5.  Why did you place Lizzie’s crush on Evie’s father, Mr. Verver, at the core of your novel?

MA:  In Evie’s absence, Lizzie and Mr. Verver serve so many functions for each other, fill so many needs. I’m not sure I originally intended their relationship to be so central to the book but somehow it became the pulse of it. They just took over. But I guess I’ve always been interested in those childhood “romances” many of us have with the handsome dad, the father of one of our friend’s who just doesn’t seem like a dad, who seems to represent all the possibilities of men, and against whom we may measure all men to come. And I began to wonder too what that adoration might have been like for those dads.

6. Which books made the greatest impression on you when you were thirteen?

MA:  A lot of the usual suspects—Catcher in the Rye, Lord of the Flies. But I was always an all-over-the-place reader: East of Eden, Tender Is the Night, lots of biographies of writers (Kerouac, Hemingway, Thomas Wolfe) who seemed to lead such glamorous lives. Mostly, at that age, I didn’t want to read about being thirteen. I wanted to read about being 26 or 32, living in Paris or New York, writing books for Max Perkins and developing a drinking problem.

7. You have said that you have great admiration for authors Raymond Chandler, James M. Cain and James Ellroy. I also know you’re a fan of Daniel Woodrell. Which “suburban noir” writers do you like?

MA:  I don’t know who qualifies as “suburban noir”—those terms always seem impossible to define, don’t they? I think a lot of Ross Macdonald novels bring Lew Archer into the suburbs in wonderfully dark and strange ways. But other writers in the more suburban world whom I love are the Big Guns—Richard Yates’s Revolutionary Road (though I think I love Easter Parade even more), Raymond Carver, Updike’s Marry Me. I remember being very affected by Alice McDermott’s suburban novel That Night. And so many Joyce Carol Oates novels—she is a powerful influence on me.

8.  What are you reading right now, and why?

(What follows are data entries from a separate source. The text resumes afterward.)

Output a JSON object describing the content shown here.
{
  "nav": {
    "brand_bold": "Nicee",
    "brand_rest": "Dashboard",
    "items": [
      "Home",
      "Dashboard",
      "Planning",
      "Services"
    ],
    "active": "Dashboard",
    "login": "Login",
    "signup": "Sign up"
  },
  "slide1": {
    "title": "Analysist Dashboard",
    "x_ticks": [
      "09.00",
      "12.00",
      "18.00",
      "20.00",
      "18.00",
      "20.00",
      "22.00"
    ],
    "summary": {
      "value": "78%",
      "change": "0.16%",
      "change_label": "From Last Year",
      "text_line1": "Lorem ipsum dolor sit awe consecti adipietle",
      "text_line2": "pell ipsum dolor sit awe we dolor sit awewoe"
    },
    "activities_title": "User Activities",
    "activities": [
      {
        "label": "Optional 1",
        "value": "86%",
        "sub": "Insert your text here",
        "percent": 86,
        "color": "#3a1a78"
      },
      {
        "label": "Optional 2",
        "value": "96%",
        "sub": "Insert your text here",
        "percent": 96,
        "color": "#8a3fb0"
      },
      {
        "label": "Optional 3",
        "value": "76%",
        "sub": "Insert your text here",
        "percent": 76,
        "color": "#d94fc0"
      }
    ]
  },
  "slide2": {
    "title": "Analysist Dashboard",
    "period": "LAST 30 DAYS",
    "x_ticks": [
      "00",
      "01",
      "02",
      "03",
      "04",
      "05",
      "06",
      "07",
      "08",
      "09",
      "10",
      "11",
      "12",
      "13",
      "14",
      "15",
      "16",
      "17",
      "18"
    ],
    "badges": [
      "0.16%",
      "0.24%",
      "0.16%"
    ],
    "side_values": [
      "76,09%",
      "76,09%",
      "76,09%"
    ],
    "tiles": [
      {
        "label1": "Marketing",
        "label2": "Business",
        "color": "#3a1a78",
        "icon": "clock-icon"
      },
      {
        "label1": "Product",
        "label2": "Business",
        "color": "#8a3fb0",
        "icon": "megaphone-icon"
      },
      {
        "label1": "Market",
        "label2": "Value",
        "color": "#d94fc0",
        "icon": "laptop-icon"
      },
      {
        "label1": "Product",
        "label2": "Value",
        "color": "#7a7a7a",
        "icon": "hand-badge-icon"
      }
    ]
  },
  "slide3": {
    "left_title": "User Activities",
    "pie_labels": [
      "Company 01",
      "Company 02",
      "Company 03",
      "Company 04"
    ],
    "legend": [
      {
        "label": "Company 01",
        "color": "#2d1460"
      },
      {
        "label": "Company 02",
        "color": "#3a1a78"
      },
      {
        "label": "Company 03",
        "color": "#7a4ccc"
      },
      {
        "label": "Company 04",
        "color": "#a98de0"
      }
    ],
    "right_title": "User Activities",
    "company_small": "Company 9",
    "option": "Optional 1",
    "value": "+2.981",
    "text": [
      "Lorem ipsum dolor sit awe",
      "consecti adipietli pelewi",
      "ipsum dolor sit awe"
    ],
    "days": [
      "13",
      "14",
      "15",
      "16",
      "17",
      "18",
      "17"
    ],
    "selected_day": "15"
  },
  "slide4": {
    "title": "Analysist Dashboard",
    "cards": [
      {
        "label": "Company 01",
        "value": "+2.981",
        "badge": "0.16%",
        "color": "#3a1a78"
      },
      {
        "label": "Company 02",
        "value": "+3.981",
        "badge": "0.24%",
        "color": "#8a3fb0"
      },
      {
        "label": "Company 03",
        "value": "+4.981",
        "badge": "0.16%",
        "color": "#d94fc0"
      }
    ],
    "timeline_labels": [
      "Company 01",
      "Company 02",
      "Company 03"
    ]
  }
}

MA:  Savage Beauty: The Life of Edna St. Vincent Millay by Nancy Milford. Milford’s biography of Zelda Fitzgerald was a seminal book for me as a teen and, just last month, the writer Melanie Rehak (Eating for Beginners and Girl Sleuth: Nancy Drew and the Women Who Created Her) recommended this Millay biography to me. It is riveting, and terrifically sad. I can’t put it down.